Les passeports vaccinaux soulignent la nécessité d’une législation américaine sur la protection de la vie privée

Les taux de vaccination sont en augmentation et plusieurs pays, dont les États-Unis, assouplissent les restrictions de santé publique alors qu’ils se dirigent vers une réouverture complète. Les certificats de santé numériques, ou passeports vaccinaux, font partie de ces efforts, car un certain nombre d’organisations exigent une preuve de vaccination, notamment les compagnies aériennes commerciales, les employeurs, les collèges et universités et les établissements de vente au détail. Mais si les certificats de santé numériques peuvent faciliter une réouverture plus sûre et une reprise économique plus rapide, les solutions technologiques de vérification des vaccins soulèvent également des préoccupations valables concernant la confidentialité des données de santé personnelles et leur potentiel à exacerber les inégalités raciales et socioéconomiques.

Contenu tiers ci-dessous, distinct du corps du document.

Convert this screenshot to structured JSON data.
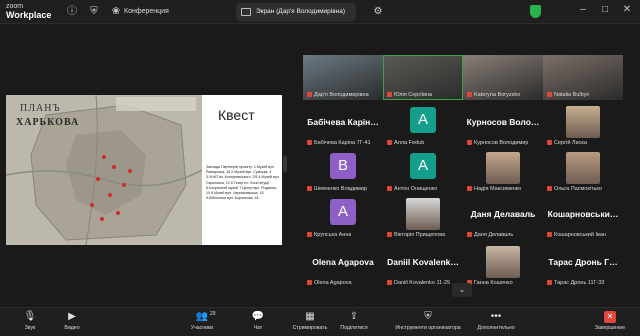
{
  "topbar": {
    "logo_line1": "zoom",
    "logo_line2": "Workplace",
    "conference_label": "Конференция",
    "screen_tab_label": "Экран (Дар'я Володимирівна)"
  },
  "shared_screen": {
    "map_title": "ПЛАНЪ",
    "map_city": "ХАРЬКОВА",
    "quest_title": "Квест",
    "quest_text": "Заклади Партнерів проекту: 1.Музей вул. Римарська, 15 2.Музей вул. Сумська, 4 3.ХНАТ ім. Котляревського, 2/5 4.Музей вул. Скрипника, 10 5.Театр пл. Конституції 6.Історичний музей 7.Центр вул. Різдвяна, 10 8.Музей вул. Чернишевська, 18 9.Бібліотека вул. Короленка, 18"
  },
  "participants": [
    {
      "name": "Дар'я Володимирівна",
      "big": "",
      "letter": "",
      "kind": "photo",
      "color": "#6b7a84"
    },
    {
      "name": "Юлія Сергіївна",
      "big": "",
      "letter": "",
      "kind": "photo",
      "color": "#5a5a55",
      "active": true
    },
    {
      "name": "Kateryna Boryzsko",
      "big": "",
      "letter": "",
      "kind": "photo",
      "color": "#8a7f78"
    },
    {
      "name": "Natalia Bulbyn",
      "big": "",
      "letter": "",
      "kind": "photo",
      "color": "#7d7068"
    },
    {
      "name": "Бабічева Каріна 7Г-41",
      "big": "Бабічева Карін…",
      "letter": "",
      "kind": "text",
      "color": ""
    },
    {
      "name": "Алла Fedub",
      "big": "",
      "letter": "A",
      "kind": "letter",
      "color": "#159e8c"
    },
    {
      "name": "Курносов Володимир",
      "big": "Курносов Воло…",
      "letter": "",
      "kind": "text",
      "color": ""
    },
    {
      "name": "Сергій Лиска",
      "big": "",
      "letter": "",
      "kind": "photo",
      "color": "#c8b090"
    },
    {
      "name": "Шевченко Владимир",
      "big": "",
      "letter": "B",
      "kind": "letter",
      "color": "#8e5fc4"
    },
    {
      "name": "Антон Онищенко",
      "big": "",
      "letter": "A",
      "kind": "letter",
      "color": "#159e8c"
    },
    {
      "name": "Надія Максименко",
      "big": "",
      "letter": "",
      "kind": "photo",
      "color": "#c4a78d"
    },
    {
      "name": "Ольга Пасмокітько",
      "big": "",
      "letter": "",
      "kind": "photo",
      "color": "#b89a80"
    },
    {
      "name": "Крупська Анна",
      "big": "",
      "letter": "A",
      "kind": "letter",
      "color": "#8e5fc4"
    },
    {
      "name": "Вікторія Прищепова",
      "big": "",
      "letter": "",
      "kind": "photo",
      "color": "#d8d8d8"
    },
    {
      "name": "Даня Делаваль",
      "big": "Даня Делаваль",
      "letter": "",
      "kind": "text",
      "color": ""
    },
    {
      "name": "Кошарновський Іван",
      "big": "Кошарновськи…",
      "letter": "",
      "kind": "text",
      "color": ""
    },
    {
      "name": "Olena Agapova",
      "big": "Olena Agapova",
      "letter": "",
      "kind": "text",
      "color": ""
    },
    {
      "name": "Daniil Kovalenko 11-25",
      "big": "Daniil Kovalenk…",
      "letter": "",
      "kind": "text",
      "color": ""
    },
    {
      "name": "Ганна Кошенко",
      "big": "",
      "letter": "",
      "kind": "photo",
      "color": "#c7b7a6"
    },
    {
      "name": "Тарас Дронь 11Г-33",
      "big": "Тарас Дронь Г…",
      "letter": "",
      "kind": "text",
      "color": ""
    }
  ],
  "toolbar": {
    "audio_label": "Звук",
    "video_label": "Видео",
    "participants_label": "Учасники",
    "participants_count": "29",
    "chat_label": "Чат",
    "record_label": "Стримировать",
    "share_label": "Поділитися",
    "host_tools_label": "Инструменти организатора",
    "more_label": "Дополнительно",
    "end_label": "Завершение"
  },
  "colors": {
    "mic_muted": "#e0463a",
    "active_speaker": "#3aa34a",
    "end": "#e0463a"
  }
}
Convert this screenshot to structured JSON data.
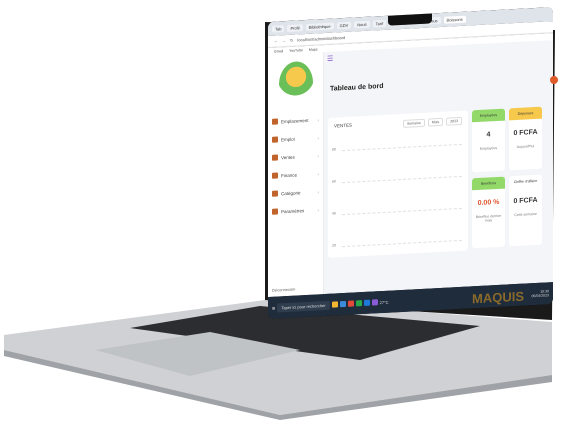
{
  "browser": {
    "tabs": [
      "Tab",
      "Profil",
      "Bibliothèque",
      "GDV",
      "Nous",
      "Tarif",
      "Crée",
      "Nous",
      "Nous",
      "Boissons"
    ],
    "url": "localhost/admin/dashboard",
    "bookmarks": [
      "Gmail",
      "YouTube",
      "Maps"
    ]
  },
  "sidebar": {
    "items": [
      {
        "label": "Emplacement"
      },
      {
        "label": "Emploi"
      },
      {
        "label": "Ventes"
      },
      {
        "label": "Finance"
      },
      {
        "label": "Catégorie"
      },
      {
        "label": "Paramètres"
      }
    ],
    "footer": "Déconnexion"
  },
  "main": {
    "title": "Tableau de bord",
    "chart_label": "VENTES",
    "selects": [
      "Semaine",
      "Mois",
      "2023"
    ],
    "ticks": [
      "80",
      "60",
      "40",
      "20"
    ]
  },
  "kpis": [
    {
      "head": "Employées",
      "value": "4",
      "sub": "Employées",
      "color": "#93d96a"
    },
    {
      "head": "Dépenses",
      "value": "0 FCFA",
      "sub": "Aujourd'hui",
      "color": "#f6c84c"
    },
    {
      "head": "Bénéfices",
      "value": "0.00 %",
      "sub": "Bénéfice dernier mois",
      "color": "#93d96a"
    },
    {
      "head": "Chiffre d'affaire",
      "value": "0 FCFA",
      "sub": "Cette semaine",
      "color": "#ffffff"
    }
  ],
  "taskbar": {
    "search": "Taper ici pour rechercher",
    "weather": "27°C",
    "time": "10:30",
    "date": "05/04/2023"
  },
  "watermark": "MAQUIS"
}
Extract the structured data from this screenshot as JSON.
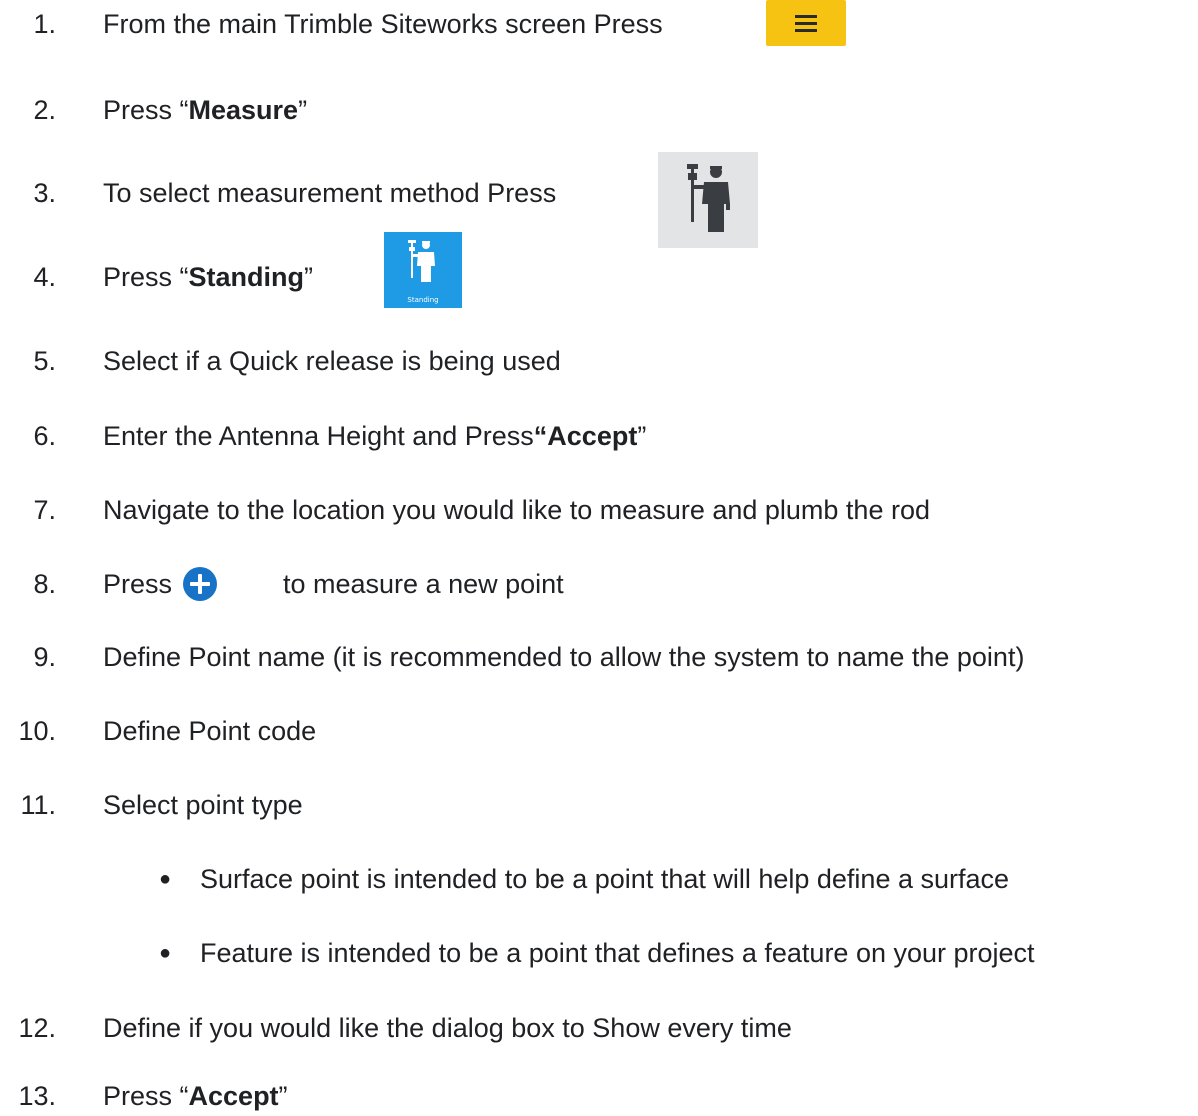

S’ils sont mis en œuvre sans les protections nécessaires pour la confidentialité, les passeports vaccinaux pourraient empêcher les opportunités économiques et sociales de ceux qui n’ont pas de preuve de vaccination.

Alors que le Congrès continue de débattre de la nécessité d’une législation fédérale sur la protection de la vie privée, le moment est venu de mettre en œuvre une norme nationale sur la manière dont les données personnelles sont collectées et traitées afin d’éviter les abus des droits fondamentaux. La législation fédérale sur la protection de la vie privée devrait être un impératif national alors que les certificats de santé numériques deviennent de plus en plus courants pour assurer la protection des données à court et à long terme, d’autant plus que de plus en plus d’entreprises privées collectent ou exigent des données de vaccination.

L’UE a déjà reconnu les abus potentiels des consommateurs dans sa mise en œuvre du certificat vert numérique, qui sera pleinement opérationnel d’ici juillet. Mais le passeport de l’UE a une base solide dans les lois du règlement général sur la protection des données (RGPD) pour accroître la confiance du public dans son utilisation. De même, Israël a lancé le système « Green Pass » en février, qui permet aux personnes vaccinées de télécharger « une application du ministère de la Santé liée à leur dossier médical » ou de présenter un certificat de vaccination pour accéder aux gymnases, hôtels, théâtres, restaurants intérieurs et autres. des lieux réservés exclusivement aux vaccinés. Le Danemark, le Royaume-Uni, la Chine, Singapour, la Malaisie et l’Inde ont également développé des passeports vaccinaux.

En revanche, les efforts incongrus à travers les États-Unis pour imposer ou recommander fortement l’utilisation de passeports vaccinaux ont échoué en grande partie en raison de la partisanerie et de la reconnaissance de l’absence d’une loi omnibus sur la confidentialité des données. Alors que l’État de New York a lancé son propre certificat de santé numérique, l’Excelsior Pass, et que San Francisco a exigé que tous les employés de la ville soient vaccinés contre le COVID-19, des États comme l’Arkansas, la Floride et l’Indiana ont adopté avec succès des lois interdisant la vaccination contre le COVID-19. conditions. Au 6 mai, des projets de loi d’État ont été adoptés au moins une chambre législative en Alabama, en Iowa, au Missouri, au Tennessee et au Texas, et des mesures similaires ont été introduites en Alaska, en Californie, au Michigan, au Minnesota, au New Jersey, en Ohio et à Washington.

L’opposition politique intense aux passeports vaccinaux découle d’une conception uniquement américaine de la liberté. L’affaire phare de la Cour suprême, Jacobson c. Massachusetts, montre qu’il existe un précédent bien établi selon lequel les États interviennent avec les droits individuels afin de protéger la santé publique. Comme le soutient Ceylan Yeginsu du New York Times, le terme « passeport vaccinal » est polarisant et trompeur. L’auteur écrit qu’« un passeport est délivré par un gouvernement et certifie des données personnelles, [so] beaucoup de gens craignent que s’ils sont tenus d’en avoir un lié au coronavirus, ils remettront des données de santé personnelles et sensibles » qui pourraient être abusées par les contrôleurs de données.

L’observation de Yenginsu met en évidence la nécessité d’une loi fédérale complète sur la protection de la vie privée pour remplacer la mosaïque actuelle de lois sur la protection de la vie privée aux États-Unis. Comme le montre l’expérience de l’UE avec le certificat vert numérique dans le cadre du RGPD, la création et le déploiement efficaces d’un système de vérification des vaccins peuvent faciliter efficacement les voyages interétatiques et la participation à d’autres activités tout en protégeant les données personnelles et en respectant les droits humains fondamentaux. C’est en grande partie parce que les législateurs européens et les citoyens ont une certaine confiance dans les solutions technologiques à la pandémie et dans les recours potentiels pour l’application.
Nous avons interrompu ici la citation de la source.